As long as they don't have an address space explicitly defined.
This allows builtins with pointer arguments to be used with OpenCL.
Shall TODO/comment be added somewhere saying that handling address space number of pointers in builtins is still to be implemented?
Also what the number should be for OpenCL? Should it be taken from LangAS::ID enum?
Not sure if this cast might create a problem in some OpenCL-GPU architectures, because spec generally disallows conversion between constant and any other address spaces (see OpenCL C v2.0 s6.5.5).
I feel like a better way to handle this would be to create separate builtins overloads for constant and generic address space in OpenCL v2.0 and for all address spaces in OpenCL <v2.0. But this seems more work to me.
This appears to be implemented already, but there are no builtins using it. What does need to be done is add a way to
specify a named address space, like constant or local, because right now the builtins only accept integer address spaces.
I'm not sure about the cast issue. I do see that for memcpy addrspacecast IR instructions are emitted.
I'm open to adding separate overloads, I just wanted to try a generic solution first.

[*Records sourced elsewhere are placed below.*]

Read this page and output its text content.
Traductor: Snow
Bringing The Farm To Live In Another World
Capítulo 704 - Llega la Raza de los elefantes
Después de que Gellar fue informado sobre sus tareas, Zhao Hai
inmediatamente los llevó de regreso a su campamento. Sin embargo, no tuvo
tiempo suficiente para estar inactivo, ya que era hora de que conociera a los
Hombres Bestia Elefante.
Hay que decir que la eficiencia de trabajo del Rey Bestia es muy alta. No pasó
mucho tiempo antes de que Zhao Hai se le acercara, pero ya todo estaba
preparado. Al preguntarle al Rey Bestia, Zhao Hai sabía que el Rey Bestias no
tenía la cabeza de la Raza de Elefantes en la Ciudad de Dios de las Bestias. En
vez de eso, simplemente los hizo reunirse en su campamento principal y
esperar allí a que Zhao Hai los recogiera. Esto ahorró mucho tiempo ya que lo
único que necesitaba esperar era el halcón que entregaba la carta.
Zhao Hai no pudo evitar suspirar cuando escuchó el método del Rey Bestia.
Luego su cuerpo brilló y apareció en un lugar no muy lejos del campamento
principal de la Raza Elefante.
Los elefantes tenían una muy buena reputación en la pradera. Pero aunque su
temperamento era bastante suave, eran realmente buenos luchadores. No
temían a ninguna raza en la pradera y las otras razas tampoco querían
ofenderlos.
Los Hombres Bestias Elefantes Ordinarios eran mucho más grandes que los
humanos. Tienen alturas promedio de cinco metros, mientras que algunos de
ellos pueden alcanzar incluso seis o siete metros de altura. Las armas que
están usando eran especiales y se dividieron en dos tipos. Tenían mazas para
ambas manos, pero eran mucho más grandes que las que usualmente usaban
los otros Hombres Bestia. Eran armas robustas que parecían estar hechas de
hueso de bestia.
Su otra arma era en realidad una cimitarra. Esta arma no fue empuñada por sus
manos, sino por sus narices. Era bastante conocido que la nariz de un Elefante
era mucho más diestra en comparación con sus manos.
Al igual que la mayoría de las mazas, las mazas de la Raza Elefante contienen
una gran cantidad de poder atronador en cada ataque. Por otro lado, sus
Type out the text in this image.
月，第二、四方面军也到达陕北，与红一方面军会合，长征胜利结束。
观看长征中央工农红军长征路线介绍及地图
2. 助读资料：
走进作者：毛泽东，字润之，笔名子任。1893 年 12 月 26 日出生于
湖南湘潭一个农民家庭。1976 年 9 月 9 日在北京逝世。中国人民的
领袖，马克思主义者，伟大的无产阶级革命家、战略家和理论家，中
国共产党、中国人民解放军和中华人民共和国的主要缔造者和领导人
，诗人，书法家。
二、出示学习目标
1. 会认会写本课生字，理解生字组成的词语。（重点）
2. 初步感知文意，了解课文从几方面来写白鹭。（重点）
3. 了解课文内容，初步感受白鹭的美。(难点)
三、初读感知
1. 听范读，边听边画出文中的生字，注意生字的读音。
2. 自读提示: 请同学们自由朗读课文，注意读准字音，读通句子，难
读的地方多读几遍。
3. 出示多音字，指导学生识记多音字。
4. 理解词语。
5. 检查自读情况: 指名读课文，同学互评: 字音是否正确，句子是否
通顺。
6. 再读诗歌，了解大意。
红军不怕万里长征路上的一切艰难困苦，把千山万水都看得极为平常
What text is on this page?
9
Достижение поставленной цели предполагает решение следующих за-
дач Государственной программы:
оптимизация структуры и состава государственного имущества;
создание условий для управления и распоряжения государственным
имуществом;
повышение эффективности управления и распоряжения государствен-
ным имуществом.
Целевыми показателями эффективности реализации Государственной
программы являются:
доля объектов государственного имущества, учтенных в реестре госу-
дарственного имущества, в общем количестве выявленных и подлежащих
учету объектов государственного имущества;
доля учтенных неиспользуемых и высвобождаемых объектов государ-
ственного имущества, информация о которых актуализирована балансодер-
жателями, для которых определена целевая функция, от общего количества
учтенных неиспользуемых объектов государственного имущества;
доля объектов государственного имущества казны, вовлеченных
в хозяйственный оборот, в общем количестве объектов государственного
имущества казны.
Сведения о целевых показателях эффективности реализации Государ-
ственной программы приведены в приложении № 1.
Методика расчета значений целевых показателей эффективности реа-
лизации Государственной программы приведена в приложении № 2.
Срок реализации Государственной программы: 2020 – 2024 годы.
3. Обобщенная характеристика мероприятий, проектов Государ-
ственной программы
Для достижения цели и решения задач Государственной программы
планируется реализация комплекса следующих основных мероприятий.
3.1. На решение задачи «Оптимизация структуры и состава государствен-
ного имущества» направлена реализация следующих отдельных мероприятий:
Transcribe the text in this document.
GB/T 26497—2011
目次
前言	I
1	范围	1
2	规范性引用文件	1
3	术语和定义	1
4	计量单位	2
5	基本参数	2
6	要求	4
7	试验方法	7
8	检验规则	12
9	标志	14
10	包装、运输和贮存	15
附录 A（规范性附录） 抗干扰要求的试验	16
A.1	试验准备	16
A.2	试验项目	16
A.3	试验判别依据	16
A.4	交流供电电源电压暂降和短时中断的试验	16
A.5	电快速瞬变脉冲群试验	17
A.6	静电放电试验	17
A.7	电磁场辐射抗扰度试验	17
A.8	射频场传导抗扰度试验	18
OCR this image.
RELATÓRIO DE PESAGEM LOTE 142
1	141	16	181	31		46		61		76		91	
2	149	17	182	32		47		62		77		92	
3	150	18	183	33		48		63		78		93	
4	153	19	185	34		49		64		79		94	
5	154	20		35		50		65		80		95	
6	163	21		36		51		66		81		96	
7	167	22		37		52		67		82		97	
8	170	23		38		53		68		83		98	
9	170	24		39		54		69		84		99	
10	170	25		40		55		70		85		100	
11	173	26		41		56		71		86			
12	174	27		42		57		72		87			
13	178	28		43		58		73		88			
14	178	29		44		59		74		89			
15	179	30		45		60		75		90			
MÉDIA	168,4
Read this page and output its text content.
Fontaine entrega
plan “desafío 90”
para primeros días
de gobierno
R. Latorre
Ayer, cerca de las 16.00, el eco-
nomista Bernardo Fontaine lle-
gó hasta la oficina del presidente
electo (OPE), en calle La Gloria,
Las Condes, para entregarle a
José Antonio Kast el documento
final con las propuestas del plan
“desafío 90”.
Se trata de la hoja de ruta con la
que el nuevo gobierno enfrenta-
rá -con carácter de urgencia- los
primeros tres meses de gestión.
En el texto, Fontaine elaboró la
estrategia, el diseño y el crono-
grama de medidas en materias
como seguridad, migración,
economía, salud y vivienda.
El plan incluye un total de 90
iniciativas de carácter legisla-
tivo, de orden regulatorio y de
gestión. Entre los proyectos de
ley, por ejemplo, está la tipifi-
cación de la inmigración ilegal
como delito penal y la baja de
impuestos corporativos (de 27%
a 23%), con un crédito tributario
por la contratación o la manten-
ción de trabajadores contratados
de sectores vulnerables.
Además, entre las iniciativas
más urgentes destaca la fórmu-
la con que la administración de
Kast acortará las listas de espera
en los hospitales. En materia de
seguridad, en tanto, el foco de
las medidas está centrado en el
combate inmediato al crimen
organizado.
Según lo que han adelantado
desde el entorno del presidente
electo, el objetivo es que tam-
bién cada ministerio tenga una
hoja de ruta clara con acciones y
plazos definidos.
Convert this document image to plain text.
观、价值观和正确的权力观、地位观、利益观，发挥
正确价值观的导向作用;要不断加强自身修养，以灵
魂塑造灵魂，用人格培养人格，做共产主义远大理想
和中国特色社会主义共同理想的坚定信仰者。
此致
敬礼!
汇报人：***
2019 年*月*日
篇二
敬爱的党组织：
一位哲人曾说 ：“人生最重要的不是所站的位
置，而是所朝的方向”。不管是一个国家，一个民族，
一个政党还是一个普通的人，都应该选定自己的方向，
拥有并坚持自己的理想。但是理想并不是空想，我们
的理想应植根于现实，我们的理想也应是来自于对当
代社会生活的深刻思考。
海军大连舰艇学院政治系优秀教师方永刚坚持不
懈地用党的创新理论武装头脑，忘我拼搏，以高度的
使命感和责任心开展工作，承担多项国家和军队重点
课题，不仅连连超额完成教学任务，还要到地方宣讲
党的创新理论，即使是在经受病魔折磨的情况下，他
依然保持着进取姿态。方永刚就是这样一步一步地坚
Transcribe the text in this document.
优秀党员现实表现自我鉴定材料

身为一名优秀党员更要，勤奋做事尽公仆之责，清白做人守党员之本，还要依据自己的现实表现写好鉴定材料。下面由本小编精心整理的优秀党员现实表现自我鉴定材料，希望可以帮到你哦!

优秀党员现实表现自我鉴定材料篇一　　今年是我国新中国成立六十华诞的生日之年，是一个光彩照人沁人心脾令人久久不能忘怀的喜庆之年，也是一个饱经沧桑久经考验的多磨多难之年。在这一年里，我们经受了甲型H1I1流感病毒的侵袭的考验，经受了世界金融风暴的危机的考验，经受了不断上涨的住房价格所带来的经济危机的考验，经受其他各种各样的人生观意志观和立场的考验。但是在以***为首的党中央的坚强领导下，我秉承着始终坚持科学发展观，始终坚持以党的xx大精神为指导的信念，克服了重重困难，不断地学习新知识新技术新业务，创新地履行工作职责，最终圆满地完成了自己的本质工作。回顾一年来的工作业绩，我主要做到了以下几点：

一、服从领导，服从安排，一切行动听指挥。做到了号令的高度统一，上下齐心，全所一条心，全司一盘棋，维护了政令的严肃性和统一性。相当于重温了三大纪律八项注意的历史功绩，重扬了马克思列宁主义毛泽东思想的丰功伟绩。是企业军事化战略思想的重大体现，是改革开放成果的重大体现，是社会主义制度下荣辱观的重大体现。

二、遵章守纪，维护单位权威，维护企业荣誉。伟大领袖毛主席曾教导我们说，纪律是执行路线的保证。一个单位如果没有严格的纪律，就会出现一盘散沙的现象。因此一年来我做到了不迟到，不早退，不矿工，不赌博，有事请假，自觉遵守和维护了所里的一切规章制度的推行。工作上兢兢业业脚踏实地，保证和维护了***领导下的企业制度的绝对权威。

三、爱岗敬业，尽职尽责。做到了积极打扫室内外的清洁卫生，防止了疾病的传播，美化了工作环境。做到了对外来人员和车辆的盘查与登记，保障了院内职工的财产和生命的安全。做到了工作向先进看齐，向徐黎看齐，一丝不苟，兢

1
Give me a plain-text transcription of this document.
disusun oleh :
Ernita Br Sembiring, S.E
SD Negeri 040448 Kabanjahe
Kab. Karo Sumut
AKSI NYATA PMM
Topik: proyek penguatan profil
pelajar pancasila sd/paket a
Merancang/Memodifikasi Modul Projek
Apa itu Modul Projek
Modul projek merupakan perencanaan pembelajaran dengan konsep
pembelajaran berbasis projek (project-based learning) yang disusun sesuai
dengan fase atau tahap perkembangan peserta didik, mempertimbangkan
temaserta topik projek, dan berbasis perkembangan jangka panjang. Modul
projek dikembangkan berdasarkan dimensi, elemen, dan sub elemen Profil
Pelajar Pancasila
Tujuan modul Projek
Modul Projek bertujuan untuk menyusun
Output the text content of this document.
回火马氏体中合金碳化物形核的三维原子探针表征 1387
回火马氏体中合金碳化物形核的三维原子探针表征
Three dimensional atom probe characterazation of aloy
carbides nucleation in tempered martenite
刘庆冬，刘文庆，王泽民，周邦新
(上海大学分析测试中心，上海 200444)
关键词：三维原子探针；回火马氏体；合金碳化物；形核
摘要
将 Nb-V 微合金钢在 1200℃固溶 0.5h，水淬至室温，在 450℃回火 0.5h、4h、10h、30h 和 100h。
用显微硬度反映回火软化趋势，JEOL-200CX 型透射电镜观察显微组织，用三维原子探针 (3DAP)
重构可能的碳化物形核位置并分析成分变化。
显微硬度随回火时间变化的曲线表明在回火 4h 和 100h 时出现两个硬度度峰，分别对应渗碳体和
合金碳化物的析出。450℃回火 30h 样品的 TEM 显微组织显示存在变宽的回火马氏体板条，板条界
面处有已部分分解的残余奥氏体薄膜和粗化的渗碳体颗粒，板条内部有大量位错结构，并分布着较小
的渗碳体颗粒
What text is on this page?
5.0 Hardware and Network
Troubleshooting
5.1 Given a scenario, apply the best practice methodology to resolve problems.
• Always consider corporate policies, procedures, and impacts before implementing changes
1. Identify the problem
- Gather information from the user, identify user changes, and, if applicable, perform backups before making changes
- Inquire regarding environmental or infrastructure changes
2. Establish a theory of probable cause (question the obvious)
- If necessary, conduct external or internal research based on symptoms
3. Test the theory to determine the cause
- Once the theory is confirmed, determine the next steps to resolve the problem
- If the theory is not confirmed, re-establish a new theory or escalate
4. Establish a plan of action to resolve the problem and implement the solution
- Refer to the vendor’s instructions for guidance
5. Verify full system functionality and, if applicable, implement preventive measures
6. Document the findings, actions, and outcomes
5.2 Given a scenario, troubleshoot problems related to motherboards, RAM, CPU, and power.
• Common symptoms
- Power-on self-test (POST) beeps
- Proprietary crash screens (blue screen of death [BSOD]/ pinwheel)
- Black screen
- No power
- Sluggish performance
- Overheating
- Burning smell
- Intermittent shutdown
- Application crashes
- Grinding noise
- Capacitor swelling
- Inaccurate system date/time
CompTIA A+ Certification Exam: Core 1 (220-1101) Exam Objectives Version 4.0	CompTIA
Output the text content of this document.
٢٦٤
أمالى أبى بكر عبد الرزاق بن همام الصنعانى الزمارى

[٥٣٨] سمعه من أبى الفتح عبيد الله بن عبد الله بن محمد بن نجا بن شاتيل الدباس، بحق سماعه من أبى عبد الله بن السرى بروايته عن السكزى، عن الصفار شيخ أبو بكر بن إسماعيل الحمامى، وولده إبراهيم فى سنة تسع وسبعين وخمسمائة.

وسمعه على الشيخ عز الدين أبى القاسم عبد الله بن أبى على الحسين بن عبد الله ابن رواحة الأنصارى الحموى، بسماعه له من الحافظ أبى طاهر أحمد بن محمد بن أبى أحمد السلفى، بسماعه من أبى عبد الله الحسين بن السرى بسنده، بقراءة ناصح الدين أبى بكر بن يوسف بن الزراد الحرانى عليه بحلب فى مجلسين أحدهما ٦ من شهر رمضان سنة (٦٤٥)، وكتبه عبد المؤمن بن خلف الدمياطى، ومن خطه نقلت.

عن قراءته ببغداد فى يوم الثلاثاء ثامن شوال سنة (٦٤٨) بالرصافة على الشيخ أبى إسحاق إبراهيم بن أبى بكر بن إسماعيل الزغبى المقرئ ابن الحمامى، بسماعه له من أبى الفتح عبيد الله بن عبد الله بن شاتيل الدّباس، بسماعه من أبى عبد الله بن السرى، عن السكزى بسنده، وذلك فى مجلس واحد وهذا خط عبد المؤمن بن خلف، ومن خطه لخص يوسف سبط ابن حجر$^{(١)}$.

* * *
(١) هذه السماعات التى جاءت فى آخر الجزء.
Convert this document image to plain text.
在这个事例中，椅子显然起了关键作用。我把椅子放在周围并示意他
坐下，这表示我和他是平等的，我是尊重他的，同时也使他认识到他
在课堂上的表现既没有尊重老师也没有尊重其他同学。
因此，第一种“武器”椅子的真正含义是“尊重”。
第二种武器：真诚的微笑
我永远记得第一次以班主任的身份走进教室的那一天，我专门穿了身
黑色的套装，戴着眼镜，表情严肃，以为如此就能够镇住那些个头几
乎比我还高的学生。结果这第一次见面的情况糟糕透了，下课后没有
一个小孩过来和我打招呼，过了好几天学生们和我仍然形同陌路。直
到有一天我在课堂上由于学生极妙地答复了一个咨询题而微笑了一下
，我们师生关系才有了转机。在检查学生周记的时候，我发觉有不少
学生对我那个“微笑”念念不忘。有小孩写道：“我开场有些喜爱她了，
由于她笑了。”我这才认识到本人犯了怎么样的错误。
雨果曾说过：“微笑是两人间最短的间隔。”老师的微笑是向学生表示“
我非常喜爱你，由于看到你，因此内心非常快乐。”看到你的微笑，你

Could you please look into this. The solution doesn't seem generic to me, because in OpenCL conversions from constant to other address spaces are not allowed. Which means this would most likely be a problem to handle correctly on the later compiler steps. In Clang however, we can avoid this issue by creating different overloads for such builtins and calling directly the right overload instead of having one overload and adding conversions to match it.
not sure how to align this with C, but for OpenCL code we would need something like:
if address space of ptr not given, create multiple signatures of the corresponding builtin.
For example for this builtin:
BUILTIN(builtin_test, "vcC*" , "nc"), Clang would have to add the following to the list of known declarations in CL2.0:
void builtin_test(generic const char* ptr);
and for all earlier OpenCL versions:
void builtin_test(local const char* ptr);
However, your fix might be acceptable for C.
Here is an updated patch with an entirely different approach. Instead of inserting addressspace casts, this patch rewrites the function declaration to match the address space of the call arguments.
Much better approach, a few comments inline.
We need something similar for C. We're already using (in an out-of-tree target) the specified-address-space notation for some things that only apply in one address space, but this causes some issues. For example, we want all of the atomics builtins to support pointers in multiple address spaces, but will need to emit very different machine code (and therefore, different IR) for atomics in different address spaces.
Address space casts have well-defined semantics on our architecture and are not always permitted for arbitrary pointers, so just casting to a different AS would work.
Why not a SmallVector? I don't think this will ever have more than 4 entries (or is it 6 for the atomic compare and exchange?). A SmallVector<QualType, 8> should avoid any heap allocation.
Why not use FT->param_types()?
This check looks expensive. Have you profiled this on large codebases with a lot of builtin calls? I'd imagine that adding a DenseMap cache would be faster.
Is it worth having a fast path for builtins that don't have any pointer params?
Hi, here is an updated patch. I've addressed all comments except I did not add a DensMap to rewriteBuiltinFunctionDecl(), I wasn't sure exactly how to use this to speed up the function. I can still add this if people think it will help. I did some profiling of a function with 100,000 __builtin_memcpy() calls and this patch doesn't seem to increase compile time.
I also did not add handling for return types. I wasn't able to figure out how to get the actual call expression which had the return type used in the code. I added a TODO for this.